Entre la communauté des écologistes et celle des investisseurs, les promeneurs de chien jouent un rôle paradoxal. En tant qu’utilisateurs du bois, ils appuient l’APAB dans sa lutte. L’association peut compter sur la présence massive des chiens et de leurs maîtres lors de ses évènements publics.
En contrepartie, en piétinant les fleurs, en pourchassant les oiseaux, les chiens exercent une pression majeure sur l’écosystème. Ils permettent au bois de survivre, mais rognent un peu de ce qui le rend unique.

Des alliés improbables

Les chiens et leurs maîtres ne sont pas les seuls à contribuer de manière paradoxale à la protection du bois.
En 2012, l’APAB a commandé une étude de circulation à une firme de génie afin d’identifier l’impact d’un projet résidentiel dans le bois Angell. L’étude conclut que le temps d’attente à l’intersection pourrait tripler et atteindre plus de trois minutes ; armés de ces résultats, les membres de l’APAB ont distribué des feuillets aux automobilistes coincés dans la circulation. Même si ces banlieusards en voiture occupent eux-mêmes une maison construite à l’emplacement d’un champ ou d’un ancien boisé, leurs intérêts, en tant qu’automobilistes coincés dans la circulation, sont opposés au développement résidentiel.

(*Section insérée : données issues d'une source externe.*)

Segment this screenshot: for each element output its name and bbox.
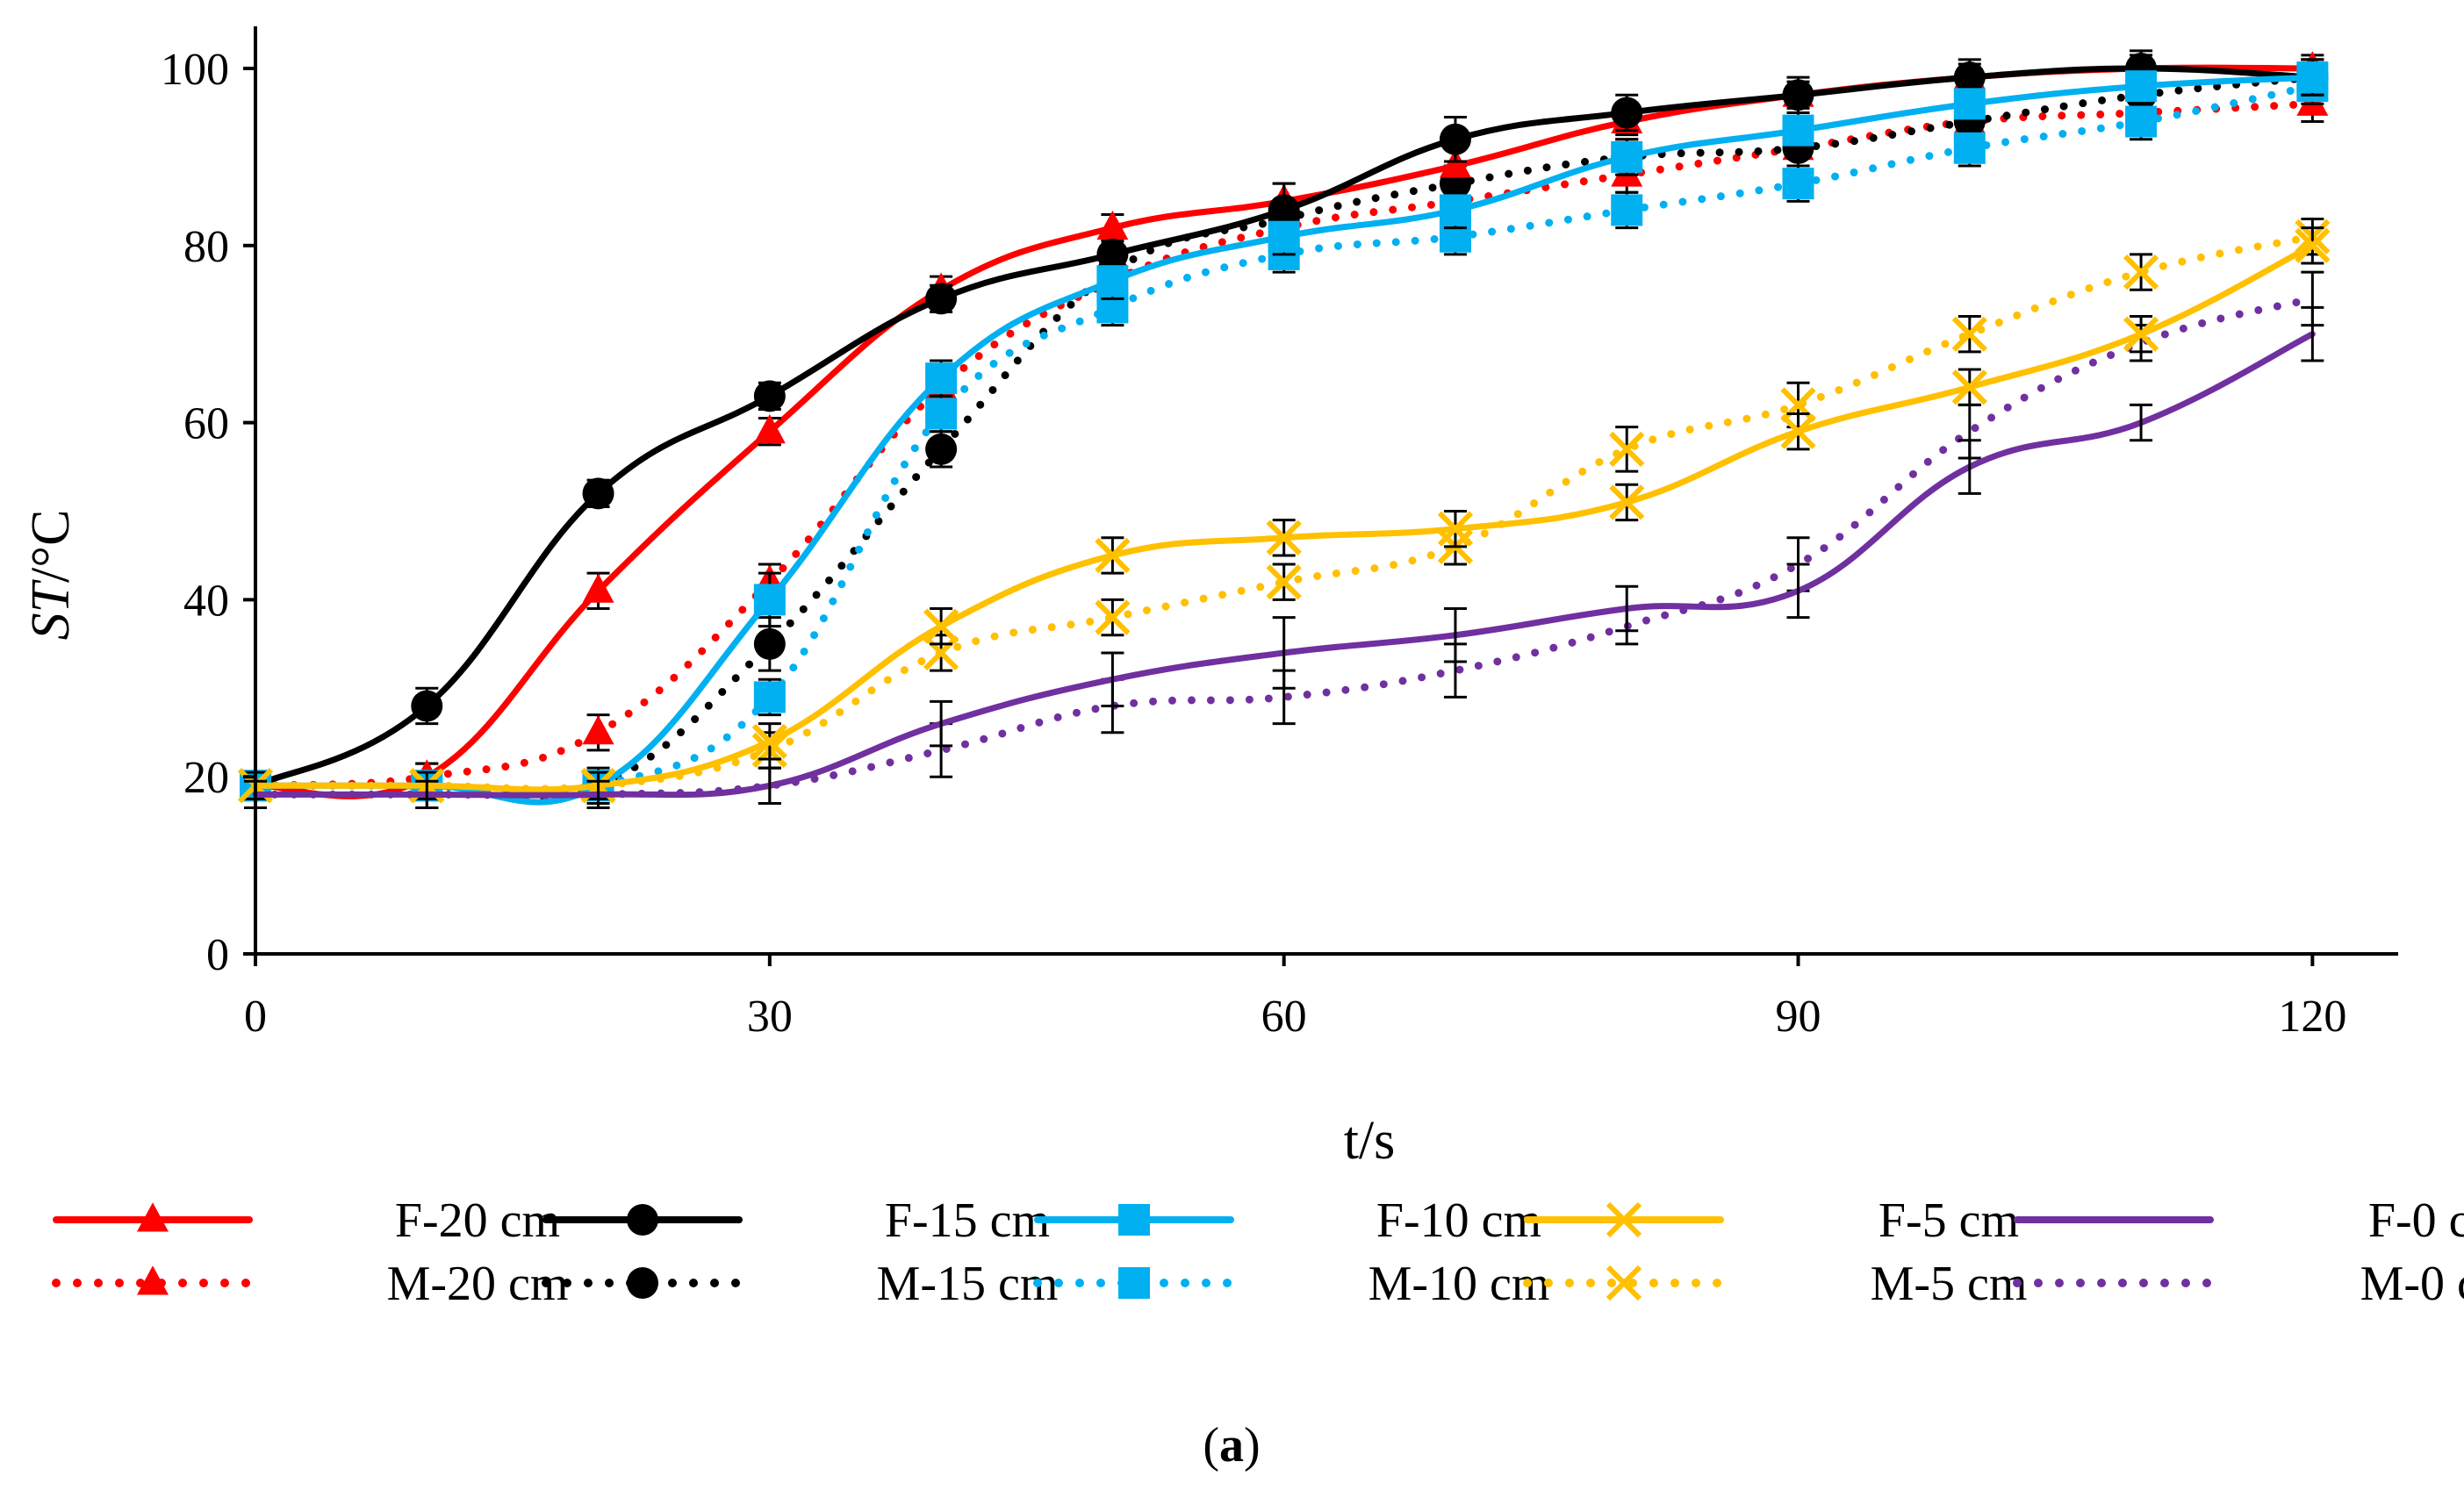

De manière encore plus surprenante, le développement résidentiel lui-même peut fournir des alliés à la protection du bois. Une partie du site a été protégé dans le cadre d’une entente entre l’APAB et le Groupe immobilier Grilli, un promoteur qui a régulièrement été la cible des écologistes de la banlieue ouest. L’APAB a conclu un pacte de non-agression avec Grilli ; en échange, celui-ci a cédé une partie de terrain pour la conservation et versé une somme importante pour chaque maison vendue. Avec la vente des maisons, l’APAB s’est constitué un véritable trésor de guerre, qui lui permet d’engager des avocats et de commander des études. Plusieurs propriétaires des McMansions construits par le Groupe Grilli appuient maintenant la protection du bois et sont devenus membres de l’APAB.

Un écosystème à protéger

L’APAB veut protéger l’érable à caryer et le frêne rouge. Mais l’écosystème d’humain qui s’est formé autour du bois Angell est peut-être aussi rare et exceptionnel que la flore qui s’y trouve. Les automobilistes au feu rouge, les chiens et leurs maîtres, les constructeurs et les propriétaires, les écologistes et les investisseurs : toutes ces communautés se trouvent dans un état d’équilibre précaire. Si cet équilibre se maintient, le bois continuera à vivre, à peu près semblable à ce qu’il est aujourd’hui. Dans 20 ans, dans 30 ans, il faudra peut-être créer un nouveau statut de protection pour transmettre aux générations futures l’improbable écosystème d’humains qui s’est formé autour du bois Angell.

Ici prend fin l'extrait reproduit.